Austers Fergusson aus 4 3 2 1 liest Kafkas »Verwandlung« (Es muss wohl die Übersetzung von Willa und Edwin Muir sein), eine Geschichte, die ich mir auch noch einmal und noch einmal durchgelesen habe. Überhaupt halte ich K. für hochaktuell. Dieses Jahr wohl zum zweiten Mal „Das Schloß“ durchgelesen, zum ersten Mal in der „kritischen Ausgabe“. Das Buch steht, noch ins Packpapier gebunden, in dem kleinen Regal und darin sind kleine, etwas DIN A6 große, Zettel, auf denen ich verschiedenstes zu dieser unglaublichen Geschichte notiert habe, die wie ein sehr sehr langer, von Slapstick-Filmen inspirierter Traum anmutet, jedoch angefüllt mit seitenlangen Diamonologen voller Misstrauen und Schuldzuweisung. Ein gutes Lektorat hätte dem Buch zusätzlich einiges mehr tun können, aber auch so ist es eine hervorragende Parabell zur Systemtheorie, zu Identität und Selbst-Behauptung und darüber, wie Faschismus passiert, so wie es heute immer noch ist. Ich alleine, jedenfalls, kann die Welt nicht retten und habe da auch keine Lust zu.

my <3 and i have decided to end it all

Ich schreibe hier nicht alles auf, was über das Jahr liegenbleiben musste, das ist vergeben, vergessen und verloren. Der Kopf ist nur zum bersten angefüllt mit all diesen Eindrücken, mit neuen Eindrücken an jedem Tag und es ist eine große Freude, zugleich aber auch eine große Last, und wieder die Traurigkeit dabei.

In der letzten Zeit viel über Melatonin nachgedacht

Das macht alles nichts, es ist nicht wichtig. Auf der Rückseite des hier als Lichtabtastung eingefügten Blattes Papier habe ich einen Brief an K. geschrieben, in dem Gänse sehr viel Raum einnehmen. Das ist auch genau richtig so. In der letzten Zeit viel über Melatonin nachgedacht, das bringt der November, der Dezember so mit sich. Die Tage gehen dahin und ich sitze am Morgen und am Abend in der Bahn und lese im Buch, dem wunderbaren Buch 4 3 2 1 von Auster, in dem er die Erfahrungen mit sich selber, die er in den letzten, autobiographischen Schriften gesammelt hat, umwandelt und gleich Leben sich ausdenkt und wie sie unterschiedlich sind und wie sie sich ähnlich sind.
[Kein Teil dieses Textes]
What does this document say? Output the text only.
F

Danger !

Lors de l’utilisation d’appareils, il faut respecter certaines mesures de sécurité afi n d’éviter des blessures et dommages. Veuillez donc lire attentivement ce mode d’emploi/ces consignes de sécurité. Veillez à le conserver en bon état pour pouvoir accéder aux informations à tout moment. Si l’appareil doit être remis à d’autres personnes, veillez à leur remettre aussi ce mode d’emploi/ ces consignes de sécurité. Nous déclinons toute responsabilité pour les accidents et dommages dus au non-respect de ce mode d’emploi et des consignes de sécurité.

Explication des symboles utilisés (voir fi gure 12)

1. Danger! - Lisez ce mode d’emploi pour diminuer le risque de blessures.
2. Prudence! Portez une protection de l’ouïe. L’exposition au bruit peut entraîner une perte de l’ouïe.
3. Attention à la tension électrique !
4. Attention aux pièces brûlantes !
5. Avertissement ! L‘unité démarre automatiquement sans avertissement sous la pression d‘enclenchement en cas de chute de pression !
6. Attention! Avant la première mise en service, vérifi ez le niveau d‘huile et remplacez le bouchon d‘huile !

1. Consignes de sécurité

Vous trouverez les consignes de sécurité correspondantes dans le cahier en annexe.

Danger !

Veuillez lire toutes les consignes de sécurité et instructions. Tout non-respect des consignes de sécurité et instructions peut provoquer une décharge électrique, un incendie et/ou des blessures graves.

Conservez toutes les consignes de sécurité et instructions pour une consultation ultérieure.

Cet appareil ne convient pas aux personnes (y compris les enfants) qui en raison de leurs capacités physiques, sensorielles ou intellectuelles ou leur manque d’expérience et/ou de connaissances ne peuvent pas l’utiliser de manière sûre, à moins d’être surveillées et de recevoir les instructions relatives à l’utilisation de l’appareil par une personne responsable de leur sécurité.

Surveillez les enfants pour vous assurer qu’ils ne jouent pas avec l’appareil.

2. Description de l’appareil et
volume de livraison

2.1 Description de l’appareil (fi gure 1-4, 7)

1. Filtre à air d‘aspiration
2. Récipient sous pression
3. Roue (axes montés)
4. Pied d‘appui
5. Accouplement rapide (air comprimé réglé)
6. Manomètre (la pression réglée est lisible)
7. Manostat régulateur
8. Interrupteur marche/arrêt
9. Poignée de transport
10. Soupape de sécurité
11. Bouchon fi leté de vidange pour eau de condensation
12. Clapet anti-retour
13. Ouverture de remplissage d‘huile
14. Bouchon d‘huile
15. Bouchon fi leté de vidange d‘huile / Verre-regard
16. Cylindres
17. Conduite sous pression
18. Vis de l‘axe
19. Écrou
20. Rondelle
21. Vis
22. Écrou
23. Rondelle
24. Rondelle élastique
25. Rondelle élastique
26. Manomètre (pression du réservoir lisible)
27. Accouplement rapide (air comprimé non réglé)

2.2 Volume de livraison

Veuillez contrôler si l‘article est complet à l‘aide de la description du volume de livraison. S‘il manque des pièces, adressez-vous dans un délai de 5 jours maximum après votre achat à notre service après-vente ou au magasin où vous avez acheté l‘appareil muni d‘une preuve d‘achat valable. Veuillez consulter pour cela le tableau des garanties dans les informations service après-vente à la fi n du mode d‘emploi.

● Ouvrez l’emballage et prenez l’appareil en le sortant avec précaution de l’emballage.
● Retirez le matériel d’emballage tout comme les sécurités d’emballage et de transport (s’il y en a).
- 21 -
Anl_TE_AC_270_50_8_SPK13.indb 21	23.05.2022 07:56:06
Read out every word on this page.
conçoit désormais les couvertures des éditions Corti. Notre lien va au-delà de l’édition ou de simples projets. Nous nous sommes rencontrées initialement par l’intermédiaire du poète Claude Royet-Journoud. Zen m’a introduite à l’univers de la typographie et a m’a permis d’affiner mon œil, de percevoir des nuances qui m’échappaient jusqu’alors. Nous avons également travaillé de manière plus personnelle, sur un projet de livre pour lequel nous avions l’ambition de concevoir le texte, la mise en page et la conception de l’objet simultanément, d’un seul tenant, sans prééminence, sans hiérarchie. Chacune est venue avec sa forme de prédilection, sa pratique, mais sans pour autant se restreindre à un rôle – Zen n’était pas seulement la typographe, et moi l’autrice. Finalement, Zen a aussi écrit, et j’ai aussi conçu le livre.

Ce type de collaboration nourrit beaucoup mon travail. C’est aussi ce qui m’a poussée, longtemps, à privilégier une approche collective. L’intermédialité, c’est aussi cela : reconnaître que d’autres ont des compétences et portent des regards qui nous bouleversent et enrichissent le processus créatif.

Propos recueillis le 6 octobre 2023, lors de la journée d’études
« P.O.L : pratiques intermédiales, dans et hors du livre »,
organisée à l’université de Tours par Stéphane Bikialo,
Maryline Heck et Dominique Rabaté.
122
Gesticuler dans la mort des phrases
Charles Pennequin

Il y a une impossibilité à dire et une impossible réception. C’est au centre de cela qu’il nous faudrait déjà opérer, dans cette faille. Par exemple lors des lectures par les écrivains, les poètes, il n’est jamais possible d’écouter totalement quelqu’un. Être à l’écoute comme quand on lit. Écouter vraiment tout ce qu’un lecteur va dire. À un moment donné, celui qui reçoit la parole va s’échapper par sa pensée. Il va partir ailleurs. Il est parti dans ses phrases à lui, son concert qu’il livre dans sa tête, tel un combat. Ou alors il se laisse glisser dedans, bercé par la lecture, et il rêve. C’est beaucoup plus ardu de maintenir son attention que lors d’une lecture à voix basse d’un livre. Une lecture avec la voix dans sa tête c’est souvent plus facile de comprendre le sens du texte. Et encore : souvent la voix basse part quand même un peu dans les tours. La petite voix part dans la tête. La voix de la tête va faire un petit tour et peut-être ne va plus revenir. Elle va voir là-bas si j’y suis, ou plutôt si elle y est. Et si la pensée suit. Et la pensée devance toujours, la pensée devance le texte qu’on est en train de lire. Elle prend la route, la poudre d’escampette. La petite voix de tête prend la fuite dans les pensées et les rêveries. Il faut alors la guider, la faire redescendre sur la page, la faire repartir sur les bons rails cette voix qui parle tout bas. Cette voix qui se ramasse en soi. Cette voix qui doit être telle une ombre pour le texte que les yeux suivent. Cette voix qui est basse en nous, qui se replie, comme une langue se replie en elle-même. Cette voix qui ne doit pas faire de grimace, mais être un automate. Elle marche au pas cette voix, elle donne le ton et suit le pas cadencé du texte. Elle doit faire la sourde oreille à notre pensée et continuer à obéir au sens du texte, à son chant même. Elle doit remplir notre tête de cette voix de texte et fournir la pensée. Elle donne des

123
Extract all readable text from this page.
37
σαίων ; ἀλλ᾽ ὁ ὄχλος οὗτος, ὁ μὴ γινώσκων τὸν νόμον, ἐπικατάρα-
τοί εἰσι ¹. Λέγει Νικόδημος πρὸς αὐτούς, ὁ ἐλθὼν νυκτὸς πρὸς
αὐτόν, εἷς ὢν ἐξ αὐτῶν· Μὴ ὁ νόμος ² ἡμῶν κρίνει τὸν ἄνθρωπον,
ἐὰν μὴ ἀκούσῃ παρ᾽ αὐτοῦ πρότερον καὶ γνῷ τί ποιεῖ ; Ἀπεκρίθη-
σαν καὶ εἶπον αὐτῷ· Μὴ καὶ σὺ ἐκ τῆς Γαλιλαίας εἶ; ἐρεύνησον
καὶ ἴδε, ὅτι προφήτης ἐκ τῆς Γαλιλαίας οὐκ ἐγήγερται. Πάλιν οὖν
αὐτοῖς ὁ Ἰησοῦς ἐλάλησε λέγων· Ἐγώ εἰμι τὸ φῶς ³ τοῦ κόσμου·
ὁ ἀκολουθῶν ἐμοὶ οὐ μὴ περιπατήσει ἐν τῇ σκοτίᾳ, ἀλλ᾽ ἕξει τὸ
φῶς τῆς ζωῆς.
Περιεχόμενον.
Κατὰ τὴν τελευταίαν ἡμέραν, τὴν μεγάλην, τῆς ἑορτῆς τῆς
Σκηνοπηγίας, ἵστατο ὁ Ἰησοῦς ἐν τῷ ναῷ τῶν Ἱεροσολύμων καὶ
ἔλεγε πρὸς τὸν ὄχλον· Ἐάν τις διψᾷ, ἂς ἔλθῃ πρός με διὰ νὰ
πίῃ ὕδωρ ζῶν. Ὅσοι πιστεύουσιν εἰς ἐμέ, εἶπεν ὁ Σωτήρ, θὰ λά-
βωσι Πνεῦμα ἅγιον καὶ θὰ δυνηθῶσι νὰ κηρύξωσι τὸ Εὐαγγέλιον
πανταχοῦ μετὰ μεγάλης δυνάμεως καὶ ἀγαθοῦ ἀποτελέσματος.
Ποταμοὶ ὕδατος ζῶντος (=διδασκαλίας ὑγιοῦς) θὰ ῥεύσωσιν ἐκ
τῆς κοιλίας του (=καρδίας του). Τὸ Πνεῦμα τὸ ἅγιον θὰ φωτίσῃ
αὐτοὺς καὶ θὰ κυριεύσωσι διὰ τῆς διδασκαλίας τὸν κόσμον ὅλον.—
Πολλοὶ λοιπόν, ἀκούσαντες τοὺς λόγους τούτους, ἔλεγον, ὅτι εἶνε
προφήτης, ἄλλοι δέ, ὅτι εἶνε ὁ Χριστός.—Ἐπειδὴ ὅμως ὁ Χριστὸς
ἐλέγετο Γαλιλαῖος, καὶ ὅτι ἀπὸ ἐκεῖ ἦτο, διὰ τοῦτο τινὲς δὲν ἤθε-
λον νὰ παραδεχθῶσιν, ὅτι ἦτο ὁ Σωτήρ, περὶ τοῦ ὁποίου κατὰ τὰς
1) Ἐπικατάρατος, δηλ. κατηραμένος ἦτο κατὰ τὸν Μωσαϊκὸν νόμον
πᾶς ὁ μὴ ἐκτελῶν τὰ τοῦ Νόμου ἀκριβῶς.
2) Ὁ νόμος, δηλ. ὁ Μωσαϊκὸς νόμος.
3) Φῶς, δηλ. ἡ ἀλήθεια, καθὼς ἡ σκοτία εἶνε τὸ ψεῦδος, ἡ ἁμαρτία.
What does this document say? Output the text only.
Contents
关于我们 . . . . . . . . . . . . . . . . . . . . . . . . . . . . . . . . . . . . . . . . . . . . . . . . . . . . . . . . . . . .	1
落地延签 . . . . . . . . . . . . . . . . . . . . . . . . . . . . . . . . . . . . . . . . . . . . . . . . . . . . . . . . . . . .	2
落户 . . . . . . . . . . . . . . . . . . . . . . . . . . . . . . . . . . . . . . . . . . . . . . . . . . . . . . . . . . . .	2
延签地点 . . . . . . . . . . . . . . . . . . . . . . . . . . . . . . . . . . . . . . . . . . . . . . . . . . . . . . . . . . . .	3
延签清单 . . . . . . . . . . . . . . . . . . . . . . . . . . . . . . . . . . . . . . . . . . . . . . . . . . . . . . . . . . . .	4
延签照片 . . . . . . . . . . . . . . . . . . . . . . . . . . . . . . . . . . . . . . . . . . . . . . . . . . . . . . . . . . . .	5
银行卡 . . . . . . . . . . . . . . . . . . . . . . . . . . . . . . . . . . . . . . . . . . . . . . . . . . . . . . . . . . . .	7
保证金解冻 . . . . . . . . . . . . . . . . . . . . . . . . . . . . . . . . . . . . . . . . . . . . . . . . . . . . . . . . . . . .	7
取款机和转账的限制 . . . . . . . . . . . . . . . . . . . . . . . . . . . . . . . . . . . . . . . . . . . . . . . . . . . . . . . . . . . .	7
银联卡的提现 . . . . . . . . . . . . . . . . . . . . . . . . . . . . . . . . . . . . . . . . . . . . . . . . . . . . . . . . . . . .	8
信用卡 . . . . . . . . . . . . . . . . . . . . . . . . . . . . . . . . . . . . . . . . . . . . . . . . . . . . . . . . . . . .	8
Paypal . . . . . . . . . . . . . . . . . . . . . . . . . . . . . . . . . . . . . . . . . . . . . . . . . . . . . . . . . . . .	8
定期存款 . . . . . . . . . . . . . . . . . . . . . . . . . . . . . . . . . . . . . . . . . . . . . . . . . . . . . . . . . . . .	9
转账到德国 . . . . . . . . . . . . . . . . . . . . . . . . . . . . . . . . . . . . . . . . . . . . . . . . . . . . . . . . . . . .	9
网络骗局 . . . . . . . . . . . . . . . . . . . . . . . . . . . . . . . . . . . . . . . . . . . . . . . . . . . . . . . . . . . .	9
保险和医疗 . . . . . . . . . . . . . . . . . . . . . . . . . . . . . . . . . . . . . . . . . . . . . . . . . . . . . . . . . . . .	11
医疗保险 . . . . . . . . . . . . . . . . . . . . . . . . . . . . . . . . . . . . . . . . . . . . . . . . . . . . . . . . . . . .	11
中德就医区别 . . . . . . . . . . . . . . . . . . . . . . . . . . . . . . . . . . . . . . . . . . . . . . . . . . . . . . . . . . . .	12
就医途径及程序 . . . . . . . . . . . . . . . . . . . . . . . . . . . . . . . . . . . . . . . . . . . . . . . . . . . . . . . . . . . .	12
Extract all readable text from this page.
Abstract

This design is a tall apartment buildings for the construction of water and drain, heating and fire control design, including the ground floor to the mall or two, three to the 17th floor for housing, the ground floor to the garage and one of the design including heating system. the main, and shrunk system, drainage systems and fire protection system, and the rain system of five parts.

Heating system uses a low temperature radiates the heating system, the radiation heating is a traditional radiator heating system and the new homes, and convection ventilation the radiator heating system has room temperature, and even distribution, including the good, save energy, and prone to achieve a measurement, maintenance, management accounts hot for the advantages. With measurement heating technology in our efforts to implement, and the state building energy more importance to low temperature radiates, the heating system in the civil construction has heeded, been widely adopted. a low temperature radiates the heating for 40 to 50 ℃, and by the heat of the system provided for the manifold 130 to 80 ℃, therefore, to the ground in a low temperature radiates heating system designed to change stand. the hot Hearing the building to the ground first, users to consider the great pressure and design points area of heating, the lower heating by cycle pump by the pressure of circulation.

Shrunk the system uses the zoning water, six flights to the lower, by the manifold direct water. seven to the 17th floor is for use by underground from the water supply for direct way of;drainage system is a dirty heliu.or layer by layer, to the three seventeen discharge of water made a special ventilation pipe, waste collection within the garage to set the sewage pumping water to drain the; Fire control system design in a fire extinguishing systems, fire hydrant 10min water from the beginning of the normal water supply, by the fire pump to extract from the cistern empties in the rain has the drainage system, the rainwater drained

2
Wenn ich über die Noltemeyerbrücke fahre, am Morgen und auch am Abend, dann blicke ich immer noch kurz auf von der Lektüre, aber ansonsten könnte ich wieder wieder stundenlang so sitzen und die Schienen ruckeln unter mir dahin und die Geschichten ziehen vor meinen Augen vorbei. Viel Ersatzverkehr in der letzten Zeit, bei der einen Sache ist jemand betrunken gewesen zwischen Bahn und Bahnsteig geraten, als der Zug wieder anfuhr, und ist dann gestorben, da war die ganze Straße voller Blaulicht und die Polizisten und Polizistinnen suchten mit lichtstarken Taschenlampen die Schienen ab, da wusste ich es noch nicht, aber als ich es so sah, da ahnte ich, dass hier vor kurzem jemand gestorben war. Eine oder zwei Wochen später ist ein Mädchen von der Straßenbahn erfasst worden, sie ist neun Jahre alt und ich schreibe es so, weil sie immer noch neun Jahre alt ist, denn es ist beim Schrecken und ein paar Schrammen geblieben. Auch das passiert. Im Radio sind die Nachrichten um 10 Uhr abends zuende, es werden die Staus durchgesagt für das ganze Land, überall stehen die Menschen mit ihren Autos auf den Bahnen und warten, dass es weiter geht. Das kleine Radio, welches bei der Oma im Zimmer stand im Alterheim, in den letzten Monaten, das steht bei mir jetzt im schwarzen Billy-Regal und ist ganz richtig dort. Bald ist das Jahr vorbei.